Visionarios, genios, creadores, celosos, envidiosos, trepas, manipuladores, locuaces, ambiciosos, etc., son todos seres cuya belleza oculta ha buscado carreteras alternativas.

Todo el descubrimiento de mi fealdad sucedió en el colegio, y no hablo solo del aspecto físico, sino también de la más incorregible de las torpezas para expresar gracia alguna. Sentí que hacía sentir repugnancia. Un colegio, el mismo lugar que debía formarme, no me vio. Me vio mal. Puso ante mí un espejo deformante que me devolvió un horror del que aún no me he repuesto del todo. Mis pasos se hicieron torpes en cuanto conocí cómo me veían los demás. Dejé de bailar, olvidé la coreografía por completo y tropecé. A partir de aquí toda búsqueda de aceptación se convirtió en perversa: desplegué otras armas, recurrí a la dureza, aprendí a ser crítico, escéptico, defensivo, renuncié a la reciprocidad, apagué la luz y descubrí las palabras. Pero no fue fácil al principio. Cuando abrí mi boca por primera vez, cuando se me hizo leer en clase mis primeras redacciones, los demás me miraron por fin, sí, pero no me admiraron. La repugnancia se extendió como una nube tóxica. Entonces no solo era feo y débil sino además redicho, listillo y cursi. Tras la lectura y el aplauso del profesor, el que estaba sentado a mi lado en el pupitre murmuró: «Espérate en el patio».

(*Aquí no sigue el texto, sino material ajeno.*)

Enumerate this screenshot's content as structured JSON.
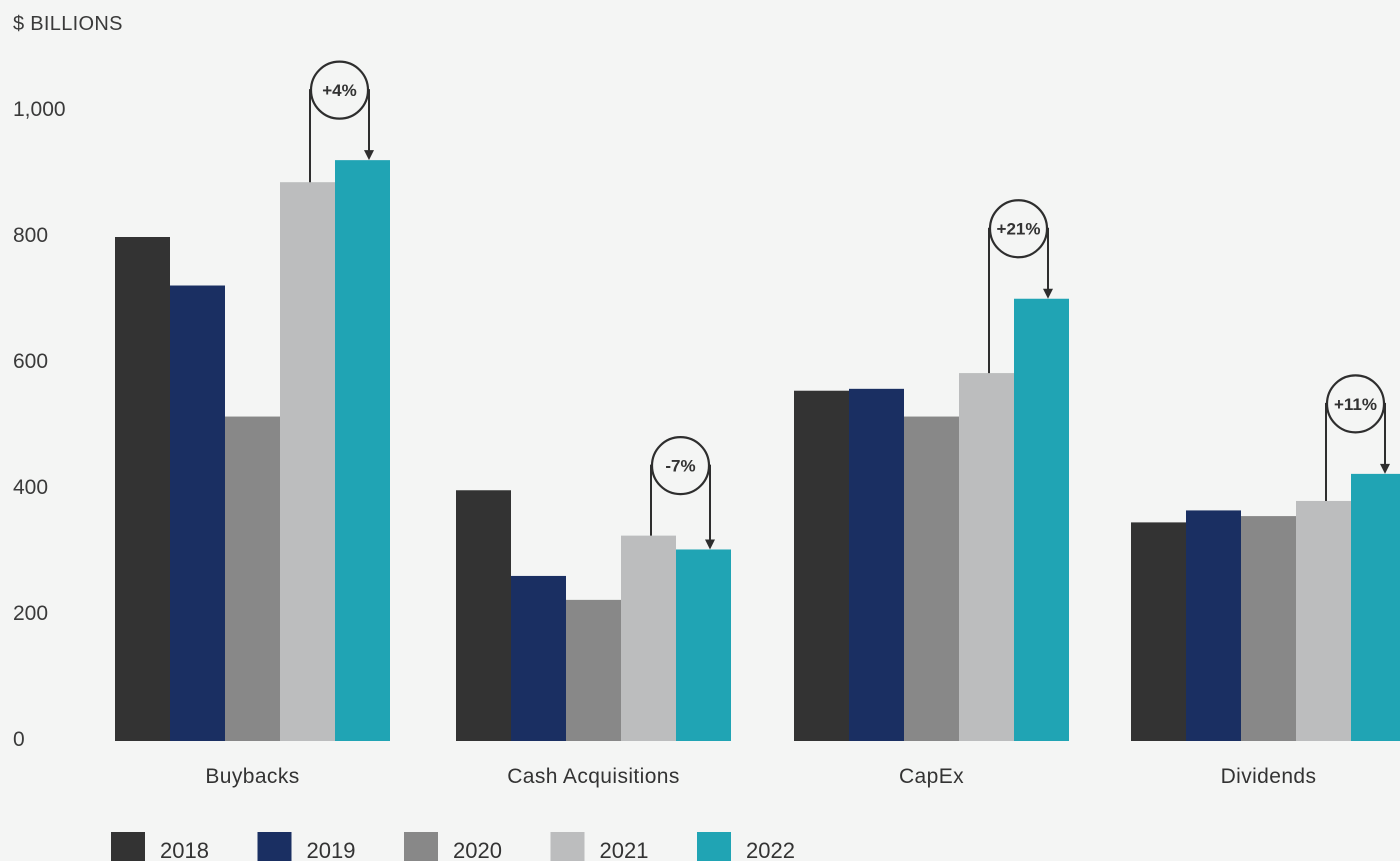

Me inflaron a hostias y me invitaron a aprender a correr, a cerrar el pico, a reducir el uso de las palabras a las mínimas y más comerciales y también me enseñaron a esperar.

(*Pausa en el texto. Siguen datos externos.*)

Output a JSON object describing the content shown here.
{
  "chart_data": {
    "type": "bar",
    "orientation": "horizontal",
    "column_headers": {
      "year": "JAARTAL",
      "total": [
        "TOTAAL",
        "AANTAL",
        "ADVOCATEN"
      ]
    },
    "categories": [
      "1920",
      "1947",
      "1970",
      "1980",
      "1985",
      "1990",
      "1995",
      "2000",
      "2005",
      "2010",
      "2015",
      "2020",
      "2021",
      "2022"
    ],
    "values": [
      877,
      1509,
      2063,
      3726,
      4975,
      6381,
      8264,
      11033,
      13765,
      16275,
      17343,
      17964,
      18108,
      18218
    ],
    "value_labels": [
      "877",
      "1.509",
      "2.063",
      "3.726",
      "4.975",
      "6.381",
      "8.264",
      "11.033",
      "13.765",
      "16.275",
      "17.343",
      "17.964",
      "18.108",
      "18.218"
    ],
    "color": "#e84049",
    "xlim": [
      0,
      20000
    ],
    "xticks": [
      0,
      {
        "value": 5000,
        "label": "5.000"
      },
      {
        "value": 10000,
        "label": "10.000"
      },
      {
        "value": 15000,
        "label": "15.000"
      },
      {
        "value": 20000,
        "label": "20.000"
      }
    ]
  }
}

No amo a ese niño y no quiero que esté en mi interior. Siento, sin embargo, orgullo del joven que una mañana se presentó ante el espejo del baño, descubriéndose capaz quizá de algo, armado de información hasta los dientes (tanto silencio del niño sirvió para acumular estrategias, canciones y pensamientos). El joven emparedó el cadáver de aquel niño enfermizo tras un muro de indolencia y recursos plásticos. Los excluidos nos aferramos a lo formal, romanticismo básico, y nos damos de por vida de bruces con los realistas porque nos parecen siempre los matones de la escuela. Subjetivo, sí, pero ¿por qué no serlo?

Mi adulto es la venganza, el justo resultado. Es, tras una narración árida, el desenlace comercial y revanchista que invita al aplauso cómplice del público.

Soy un escritor porque he sido el niño más inútil que jamás he conocido. Soy escritor de éxito porque les dije a todos que lo era y hay tanta ligereza y rapidez que nadie se planteó ponerlo en duda. Me convertí en el mejor porque yo lo dije, pero este ardid no me sirvió del todo, porque yo sabía que no era cierto. La memoria es rozamiento y, por mucho que se pise el acelerador, tarde o temprano detiene al vehículo. Por todo esto escribí, sí, pero también por todo esto ya no soy capaz de hacerlo.